- Born: Cheyenne Aldus July 5, 2006 (age 20)
- Nickname: The Destroyer
- Nationality: Dutch
- Height: 1.73 m (5 ft 8 in)
- Weight: 55 kg (121 lb; 8.7 st)
- Style: Muay Thai , Kickboxing
- Fighting out of: Capelle aan den IJssel, Netherlands
- Team: Eagle Gym
- Years active: 2024 - present

Kickboxing record
- Total: 8
- Wins: 8
- By knockout: 1
- Losses: 0
- By knockout: 0
- Draws: 0

= Cheyenne Aldus =

Dutch kickboxer

Cheyenne Aldus (born July 5, 2006) is a Dutch kickboxer.

As of June 2026, she is ranked as the tenth best women's bantamweight in the world by Beyond Kickboxing.

==Professional Kickboxing career==

Aldus made her professional debut on December 14, 2024, at Enfusion #145, where she defeated Gina Hooglugt by decision to win the inaugural ECE Xtreme Standup World Flyweight (-57 kg) title.
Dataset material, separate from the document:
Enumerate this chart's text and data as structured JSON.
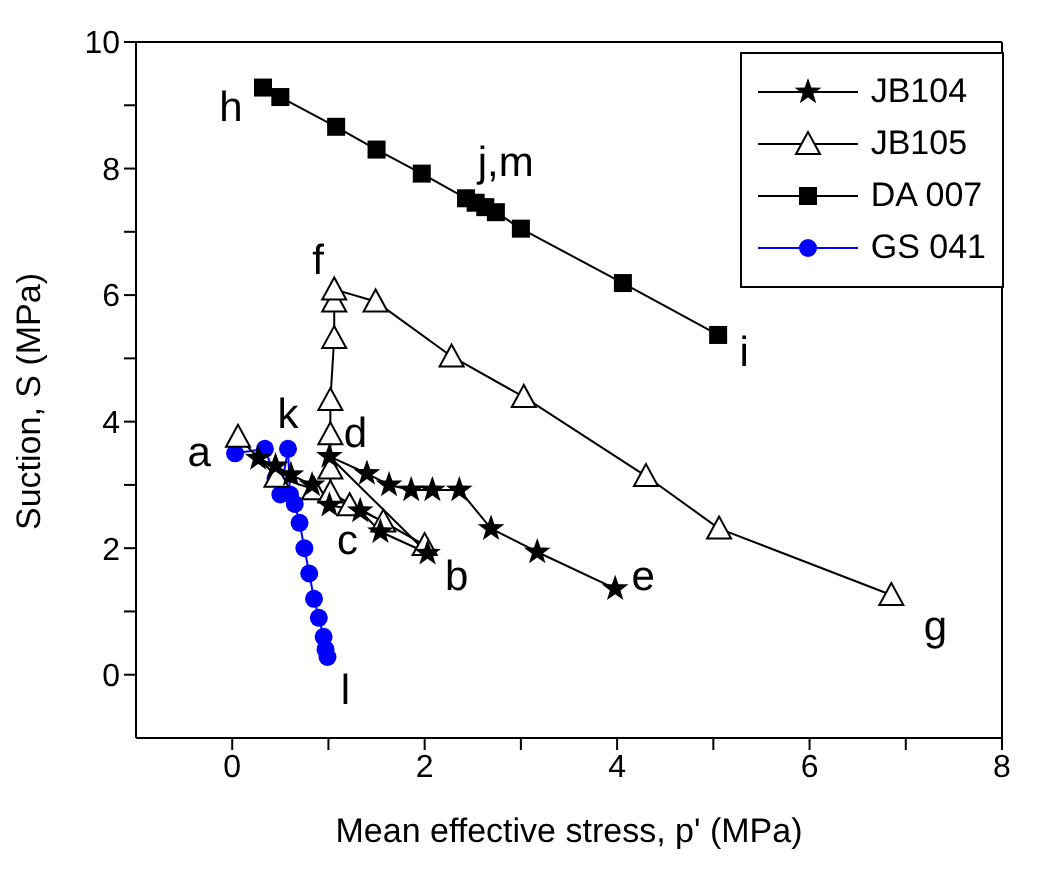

On December 14, 2025, Aldus faced Nehir Karaca for the inaugural IFP World Super Flyweight (-55 kg) title at IFP Cage Series. She won the title by unanimous decision.

Aldus faced reigning Krush Women's Flyweight champion Sofia Tsolakidou at IFP Fight Series #5 on May 23, 2026. She won the fight by unanimous decision.

Aldus faced Ester Viola at FCE 5 on June 18, 2026. She won the fight by a second-round knockout.

==Championships and accomplishments==
- Enfusion
  - 2024 ECE Xtreme Standup World Flyweight (-57 kg) Champion
  - 2025 ECE Xtreme Standup World Strawweight (-52 kg) Champion
- International Fight Promotion
  - 2025 IFP World Super Flyweight (-55 kg) Champion

==Fight record==

Professional Kickboxing record
8 Wins (1 (T)KO's), 0 Losses, 0 Draw, 0 No Contests
| Date | Result | Opponent | Event | Location | Method | Round | Time |
| 2026-11-21 |  | Valence Bickel | Enfusion #165 - 8TKO #32 | Groningen, Netherlands |  |  |  |  |
For the vacant Enfusion World Flyweight (-57 kg) Championship.
| 2026-10-10 |  | Martina Di Franco | IFP Fight Series #6 | Aachen, Germany |  |  |  |  |
| 2026-06-18 | Win | Ester Viola | FCE 5 | Lisbon, Portugal | KO (Head kick) | 2 | 1:47 |
| 2026-05-23 | Win | Sofia Tsolakidou | IFP Fight Series #5 | Essen, Germany | Decision (Unanimous) | 3 | 3:00 |
| 2026-03-28 | Win | Li Lishan | IFP Fight Series #4 | Darmstadt, Germany | Decision (Unanimous) | 3 | 3:00 |
| 2026-02-07 | Win | Miranda Zondervan | Fight Night Promotions | Turnhout, Belgium | Decision | 3 | 3:00 |
| 2025-12-14 | Win | Nehir Karaca | IFP Cage Series | Genk, Belgium | Decision (Unanimous) | 5 | 3:00 |
Wins the inaugural IFP World Super Flyweight (-55 kg) title.
| 2025-09-27 | Win | Valence Bickel | IFP Fight Series #3 | Genk, Belgium | Decision (Split) | 3 | 3:00 |
| 2025-05-24 | Win | Manon Leeuwinga | 8TKO #16 | Wuppertal, Germany | Decision | 3 | 3:00 |
Wins the inaugural Enfusion Cage Event Xtreme Standup World Strawweight (-52 kg) title.
| 2024-12-14 | Win | Gina Hooglugt | Enfusion #145 | Wuppertal, Germany | Decision | 3 | 3:00 |
Wins the inaugural Enfusion Cage Event Xtreme Standup World Flyweight (-57 kg) title.